Pain symptoms are included in the diagnostic criteria for Somatization Disorder. If the pain associated with psychological factors occurs exclusively during the course of Somatization Disorder, an additional diagnosis of Pain Disorder Associated With Psychological Factors is not made. Similarly, if the pain presentation meets criteria for Dyspareunia (i.e., pain associated with sexual intercourse), an additional diagnosis of Pain Disorder is not given. Pain complaints may be prominent in individuals with Conversion Disorder, but by definition, Conversion Disorder is not limited to pain symptoms. Pain symptoms are common associated features of other mental disorders (e.g., Depressive Disorders, Anxiety Disorders, Psychotic Disorders). An additional diagnosis of Pain Disorder should be considered only if the pain is an independent focus of clinical attention, leads to clinically significant distress or impairment, and is in excess of that usually associated with the other mental disorder.
Pain symptoms may be intentionally produced or feigned in Factitious Disorder or Malingering. In Factitious Disorder, the motivation is to assume the sick role and to obtain medical evaluation and treatment, whereas more obvious goals such as financial compensation, avoidance of duties related to military service or incarceration, evasion of criminal prosecution, or obtaining drugs are apparent in Malingering.
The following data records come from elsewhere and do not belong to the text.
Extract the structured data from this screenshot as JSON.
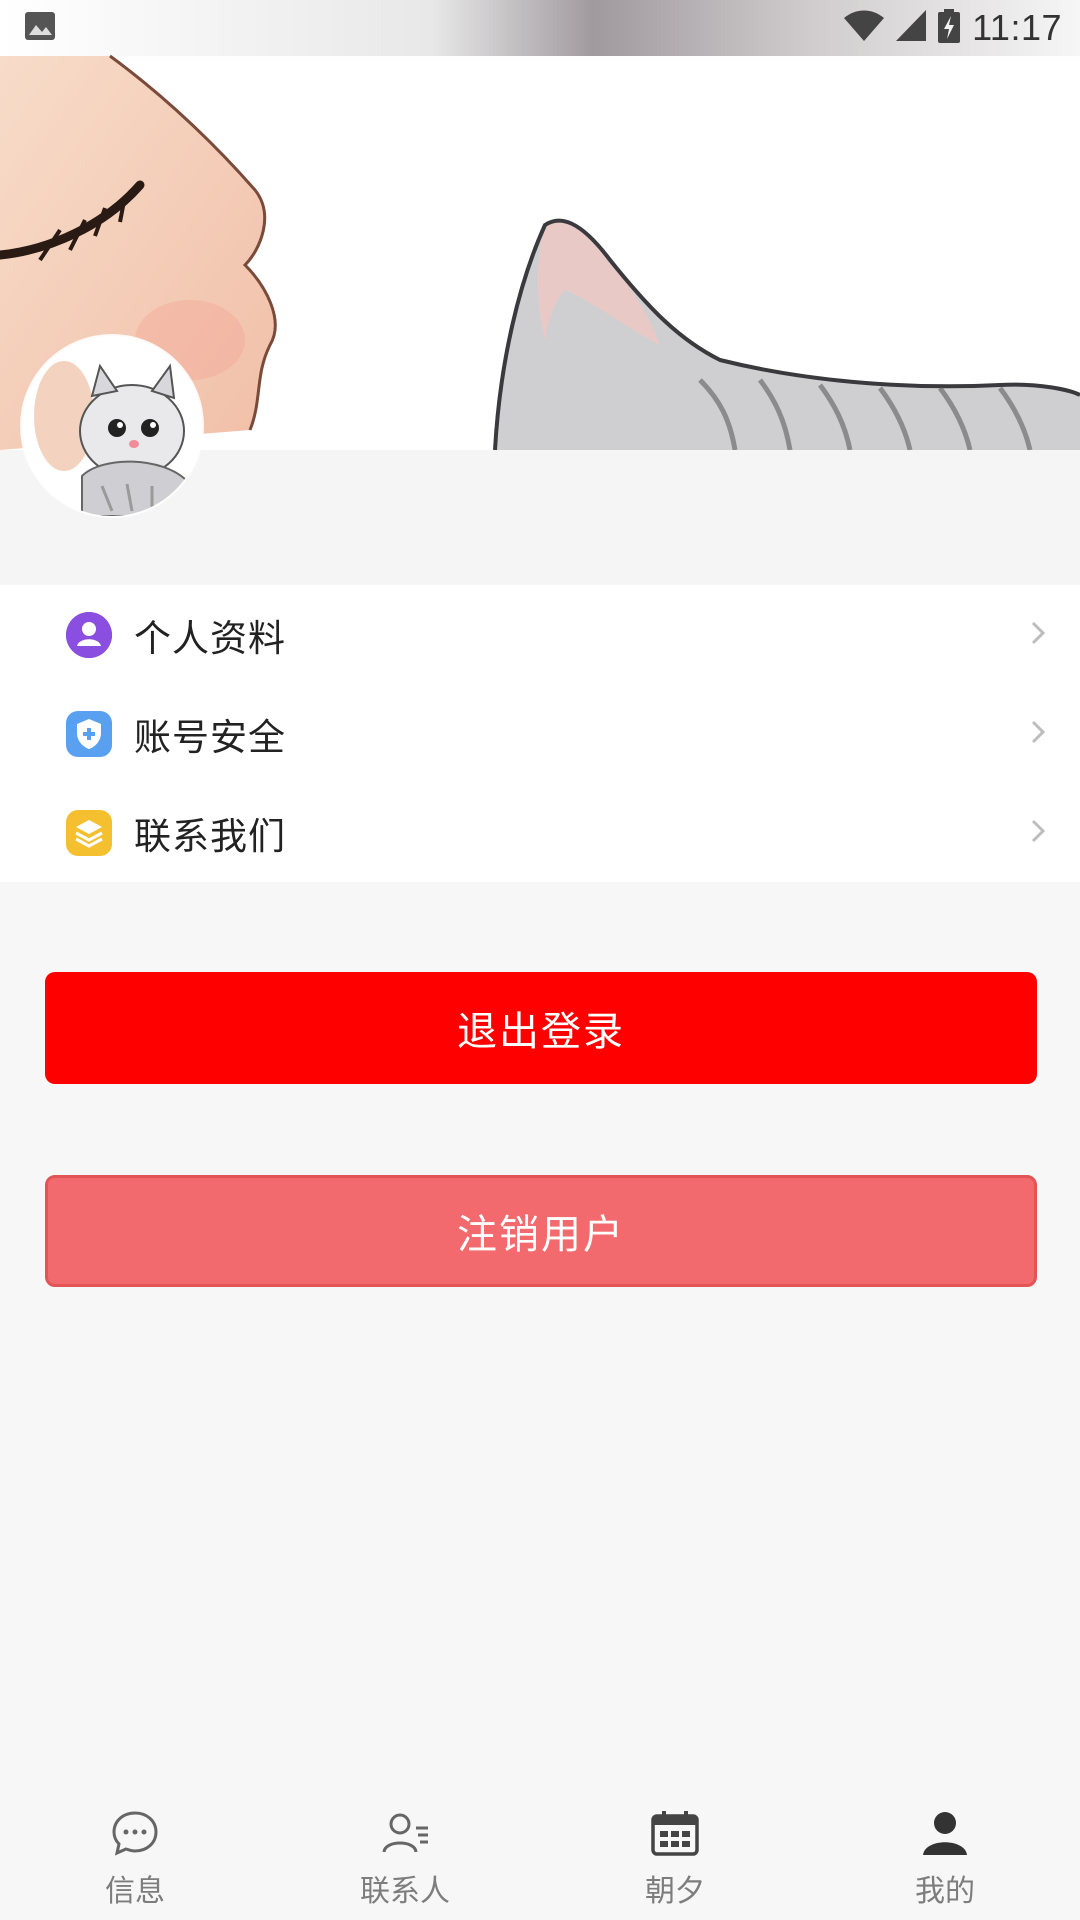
{
  "status_bar": {
    "time": "11:17",
    "icons": [
      "gallery-notification-icon",
      "wifi-icon",
      "signal-icon",
      "battery-charging-icon"
    ]
  },
  "profile": {
    "name": "",
    "subtitle": ""
  },
  "menu": {
    "items": [
      {
        "label": "个人资料",
        "icon": "person-icon",
        "color": "#8a4fe0"
      },
      {
        "label": "账号安全",
        "icon": "shield-icon",
        "color": "#5aa0f0"
      },
      {
        "label": "联系我们",
        "icon": "layers-icon",
        "color": "#f5c030"
      }
    ]
  },
  "buttons": {
    "logout_label": "退出登录",
    "deregister_label": "注销用户",
    "logout_color": "#ff0000",
    "deregister_color": "#f26a6d"
  },
  "tabbar": {
    "tabs": [
      {
        "label": "信息",
        "icon": "message-icon"
      },
      {
        "label": "联系人",
        "icon": "contacts-icon"
      },
      {
        "label": "朝夕",
        "icon": "calendar-icon"
      },
      {
        "label": "我的",
        "icon": "person-icon"
      }
    ]
  }
}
Relationship to the Taxonomy Proposed by The International Association for the Study of Pain
The Subcommittee on Taxonomy of The International Association for the Study of Pain proposed a five-axis system for categorizing chronic pain according to I) anatomical region, II) organ system, III) temporal characteristics of pain and pattern of occurrence, IV) patient’s statement of intensity and time since onset of pain, and V) etiology. This five-axis system focuses primarily on the physical manifestations of pain. It provides for comments on psychological factors on both the second axis where the involvement of a mental disorder can be coded and the fifth axis where possible etiologies include “psychophysiological” and “psychological.”